Johnson’s military training helped him to shoot and move rapidly, “triangulating” his fire with multiple rounds so that police at first feared there were several shooters.

The US Department of Defence and a lawyer who had represented Johnson in the past did not return requests for information on his military history or the status of his discharge.

Johnson’s mother did not give details about why she felt he had been disappointed by the military. Several media organisations have reported that while Johnson was in Afghanistan from November 2013 to July 2014, a woman soldier in his unit accused him of sexual harassment.

 

Obama to attend memorial

 

Even as officials and activists condemned the shootings and mourned the slain officers in Dallas, hundreds of people were arrested on Saturday and Sunday as new protests against the use of deadly force by police flared in US cities.

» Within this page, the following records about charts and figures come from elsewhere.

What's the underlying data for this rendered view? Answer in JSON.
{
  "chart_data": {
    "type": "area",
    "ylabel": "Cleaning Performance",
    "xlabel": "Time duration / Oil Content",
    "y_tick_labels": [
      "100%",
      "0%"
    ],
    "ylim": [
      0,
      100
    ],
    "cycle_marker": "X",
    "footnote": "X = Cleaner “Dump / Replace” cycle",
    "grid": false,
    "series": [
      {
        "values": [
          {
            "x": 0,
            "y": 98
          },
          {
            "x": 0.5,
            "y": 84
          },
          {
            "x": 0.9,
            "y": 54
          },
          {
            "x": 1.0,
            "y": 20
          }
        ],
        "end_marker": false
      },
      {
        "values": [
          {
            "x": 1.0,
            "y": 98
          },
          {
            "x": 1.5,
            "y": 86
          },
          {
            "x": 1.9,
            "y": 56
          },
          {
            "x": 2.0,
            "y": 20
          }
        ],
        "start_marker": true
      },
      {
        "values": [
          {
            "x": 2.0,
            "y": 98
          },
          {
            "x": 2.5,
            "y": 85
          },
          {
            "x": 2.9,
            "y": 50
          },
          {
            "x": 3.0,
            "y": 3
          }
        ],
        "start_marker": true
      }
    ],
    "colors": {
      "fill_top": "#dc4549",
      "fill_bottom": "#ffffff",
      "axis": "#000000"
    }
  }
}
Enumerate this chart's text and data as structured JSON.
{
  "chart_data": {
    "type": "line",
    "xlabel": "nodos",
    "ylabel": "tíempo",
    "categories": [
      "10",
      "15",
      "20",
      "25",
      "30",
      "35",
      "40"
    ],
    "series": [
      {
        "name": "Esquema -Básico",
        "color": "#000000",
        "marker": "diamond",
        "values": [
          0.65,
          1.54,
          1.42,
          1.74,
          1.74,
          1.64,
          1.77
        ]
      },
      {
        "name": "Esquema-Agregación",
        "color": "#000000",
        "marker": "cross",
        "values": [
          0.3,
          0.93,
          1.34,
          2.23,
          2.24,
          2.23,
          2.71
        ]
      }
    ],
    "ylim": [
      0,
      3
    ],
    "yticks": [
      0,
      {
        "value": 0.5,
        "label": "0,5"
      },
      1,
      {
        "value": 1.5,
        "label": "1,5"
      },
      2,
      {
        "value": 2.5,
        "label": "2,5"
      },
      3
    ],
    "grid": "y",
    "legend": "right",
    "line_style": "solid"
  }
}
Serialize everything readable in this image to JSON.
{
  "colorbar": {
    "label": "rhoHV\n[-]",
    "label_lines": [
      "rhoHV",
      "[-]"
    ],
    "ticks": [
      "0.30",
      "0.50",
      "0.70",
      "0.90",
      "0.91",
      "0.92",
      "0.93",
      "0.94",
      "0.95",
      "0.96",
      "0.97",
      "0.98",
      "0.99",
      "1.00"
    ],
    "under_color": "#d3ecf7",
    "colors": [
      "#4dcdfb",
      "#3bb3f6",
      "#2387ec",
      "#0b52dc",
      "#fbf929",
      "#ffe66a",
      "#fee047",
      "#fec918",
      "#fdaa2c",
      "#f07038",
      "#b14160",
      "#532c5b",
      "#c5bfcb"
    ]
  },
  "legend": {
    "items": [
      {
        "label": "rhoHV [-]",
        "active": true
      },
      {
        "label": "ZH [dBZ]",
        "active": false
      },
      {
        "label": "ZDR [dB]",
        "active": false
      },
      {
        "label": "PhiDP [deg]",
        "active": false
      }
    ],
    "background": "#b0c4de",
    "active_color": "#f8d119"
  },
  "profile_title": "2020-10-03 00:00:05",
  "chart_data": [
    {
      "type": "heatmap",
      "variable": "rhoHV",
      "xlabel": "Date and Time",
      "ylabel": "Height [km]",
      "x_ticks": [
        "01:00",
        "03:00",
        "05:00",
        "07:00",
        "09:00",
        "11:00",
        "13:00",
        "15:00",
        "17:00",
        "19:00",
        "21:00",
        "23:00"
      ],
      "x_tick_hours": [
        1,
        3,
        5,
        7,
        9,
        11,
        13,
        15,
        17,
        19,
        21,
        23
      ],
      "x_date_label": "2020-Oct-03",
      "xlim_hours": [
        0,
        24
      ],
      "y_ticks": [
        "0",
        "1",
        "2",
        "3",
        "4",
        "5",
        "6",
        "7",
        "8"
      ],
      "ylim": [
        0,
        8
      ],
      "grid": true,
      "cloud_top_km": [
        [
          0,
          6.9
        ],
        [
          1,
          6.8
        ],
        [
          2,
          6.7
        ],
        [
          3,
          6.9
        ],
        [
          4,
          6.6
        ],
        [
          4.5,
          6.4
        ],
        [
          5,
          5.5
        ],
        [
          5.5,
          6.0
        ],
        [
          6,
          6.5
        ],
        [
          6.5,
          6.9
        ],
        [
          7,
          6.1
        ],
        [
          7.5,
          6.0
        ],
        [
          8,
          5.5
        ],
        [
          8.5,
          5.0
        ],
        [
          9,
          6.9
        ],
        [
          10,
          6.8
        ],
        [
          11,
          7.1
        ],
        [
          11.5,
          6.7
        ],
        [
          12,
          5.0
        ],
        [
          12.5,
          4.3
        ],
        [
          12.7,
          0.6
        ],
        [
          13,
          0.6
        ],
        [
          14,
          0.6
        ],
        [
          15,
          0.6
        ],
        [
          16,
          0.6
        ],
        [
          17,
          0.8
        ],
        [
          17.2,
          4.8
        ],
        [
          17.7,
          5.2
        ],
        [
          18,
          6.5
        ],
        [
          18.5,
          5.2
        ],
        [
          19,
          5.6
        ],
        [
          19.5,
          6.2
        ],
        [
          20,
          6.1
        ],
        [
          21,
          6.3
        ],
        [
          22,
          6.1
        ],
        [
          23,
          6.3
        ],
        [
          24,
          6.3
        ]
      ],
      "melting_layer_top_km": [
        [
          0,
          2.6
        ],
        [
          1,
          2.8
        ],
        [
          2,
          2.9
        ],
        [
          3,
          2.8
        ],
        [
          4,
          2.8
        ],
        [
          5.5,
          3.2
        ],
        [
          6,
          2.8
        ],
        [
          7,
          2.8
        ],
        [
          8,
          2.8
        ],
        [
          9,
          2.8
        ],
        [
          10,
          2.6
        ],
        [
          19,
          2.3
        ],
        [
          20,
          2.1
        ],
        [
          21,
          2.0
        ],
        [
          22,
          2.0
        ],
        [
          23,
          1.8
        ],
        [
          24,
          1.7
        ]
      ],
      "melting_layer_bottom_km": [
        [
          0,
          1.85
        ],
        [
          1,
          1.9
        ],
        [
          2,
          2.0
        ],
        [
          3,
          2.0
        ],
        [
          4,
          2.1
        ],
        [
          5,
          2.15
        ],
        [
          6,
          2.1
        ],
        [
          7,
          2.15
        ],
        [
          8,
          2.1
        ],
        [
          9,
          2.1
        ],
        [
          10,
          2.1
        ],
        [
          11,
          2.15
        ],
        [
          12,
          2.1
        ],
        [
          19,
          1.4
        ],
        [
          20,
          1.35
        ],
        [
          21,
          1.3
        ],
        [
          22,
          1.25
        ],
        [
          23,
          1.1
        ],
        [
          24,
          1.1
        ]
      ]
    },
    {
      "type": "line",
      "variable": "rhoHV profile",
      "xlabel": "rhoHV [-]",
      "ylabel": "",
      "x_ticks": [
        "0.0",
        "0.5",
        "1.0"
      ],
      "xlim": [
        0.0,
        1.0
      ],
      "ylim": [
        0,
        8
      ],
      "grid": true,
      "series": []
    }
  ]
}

Protesters faced off with police officers wearing gas masks on Sunday evening in Baton Rouge. Media, citing Baton Rouge police, reported that at least 48 people were taken into custody after demonstrators clashed with police following a peaceful march to the state capitol.

In St. Paul, Minnesota, 21 officers were injured on Saturday when they were pelted with rocks, bottles, construction material and fireworks.

Three countries have warned their citizens to stay on guard when visiting US cities rocked by the protests.

 

A candlelight vigil was set for 8pm on Monday in Dallas City Hall plaza. President Barack Obama was due to travel to the city on Tuesday to attend a memorial for the slain officers.